The January 6 Committee Concludes Its Work


The 117th Congress convened in the waning weeks of Donald Trump's presidency and experienced directly his allegedly criminal acts three days later on January 6, 2021. The 117th Congress is about to go out of business - still in the shadow of Donald Trump.

So, yesterday, with just two weeks left in its mandate, the January 6 Committee held its last public session. And what a session it was! The committee unanimously voted to refer the former President to the Department of Justice on four charges: obstruction of an official proceeding, conspiracy to defraud the United States, conspiracy to make a false statement (conspiring "with others to submit fake electors to Congress and the National Archives”), and acting to "incite," "assist," or "aid or comfort" an insurrection. 
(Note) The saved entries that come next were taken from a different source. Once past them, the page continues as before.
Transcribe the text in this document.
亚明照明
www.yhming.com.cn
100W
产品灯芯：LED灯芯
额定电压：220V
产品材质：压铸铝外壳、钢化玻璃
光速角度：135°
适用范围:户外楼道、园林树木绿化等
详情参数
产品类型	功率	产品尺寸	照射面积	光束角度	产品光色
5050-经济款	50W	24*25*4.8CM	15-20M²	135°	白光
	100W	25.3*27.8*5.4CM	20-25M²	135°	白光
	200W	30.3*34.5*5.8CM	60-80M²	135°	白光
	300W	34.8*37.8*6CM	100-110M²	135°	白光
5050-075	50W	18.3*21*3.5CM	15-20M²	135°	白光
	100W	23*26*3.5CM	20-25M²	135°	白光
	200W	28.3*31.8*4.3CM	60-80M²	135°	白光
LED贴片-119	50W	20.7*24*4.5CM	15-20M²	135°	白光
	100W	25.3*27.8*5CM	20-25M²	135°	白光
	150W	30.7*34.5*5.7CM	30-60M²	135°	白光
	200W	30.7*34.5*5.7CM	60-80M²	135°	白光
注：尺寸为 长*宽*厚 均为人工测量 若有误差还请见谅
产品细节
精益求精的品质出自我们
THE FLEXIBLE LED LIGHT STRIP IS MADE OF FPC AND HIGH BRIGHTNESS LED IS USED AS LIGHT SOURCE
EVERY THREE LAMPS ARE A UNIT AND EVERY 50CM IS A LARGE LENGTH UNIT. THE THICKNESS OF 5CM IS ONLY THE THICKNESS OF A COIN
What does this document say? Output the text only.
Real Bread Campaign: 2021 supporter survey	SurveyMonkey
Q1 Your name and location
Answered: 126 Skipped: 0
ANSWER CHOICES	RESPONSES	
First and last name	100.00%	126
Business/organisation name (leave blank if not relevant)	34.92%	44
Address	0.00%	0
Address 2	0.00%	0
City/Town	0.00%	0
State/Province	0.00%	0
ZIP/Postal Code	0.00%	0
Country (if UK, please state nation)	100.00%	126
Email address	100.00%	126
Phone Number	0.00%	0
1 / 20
In a sense, such action on the Committee's part is largely symbolic, since Congress can't compel DOJ to prosecute, and the DOJ doesn't need a congressional referral in order to do so on its own. However, as one friend of mine, who is much more of an expert in such matters than I, observed: "one important virtue of the referrals and the committee report will be to make everything public whereas a lot of what the DOJ has will stay secret (grand jury testimony), even if Trump is indicted.  The committee report will be incredibly informative; it looks like the committee has been very serious and very thorough."

I still have reservations about whether it would be prudent for the DOJ to indict Trump. Those reservations are exacerbated by my worry whether a conviction could actually be secured. Those are concerns for the Justice Department and the Special Prosecutor, however. As for the House committee, it has done a superb job making its case and highlighting for all to see the central part played by the president and his enablers in the effort to undermine the electoral process and the peaceful transfer of political power. DOJ and the Special prosecutor will do whatever they decide to do. Meanwhile, the broader political case has been made before the tribunal of the American people. And it has consistently been my view that it is the American electorate that must make the ultimate decision about both Trump himself and his political party.

The assault on the American constitution and the accompanying erosion of American political culture was not confined to January 6, 2021. It had been years in the making, and it will takes year more to undo.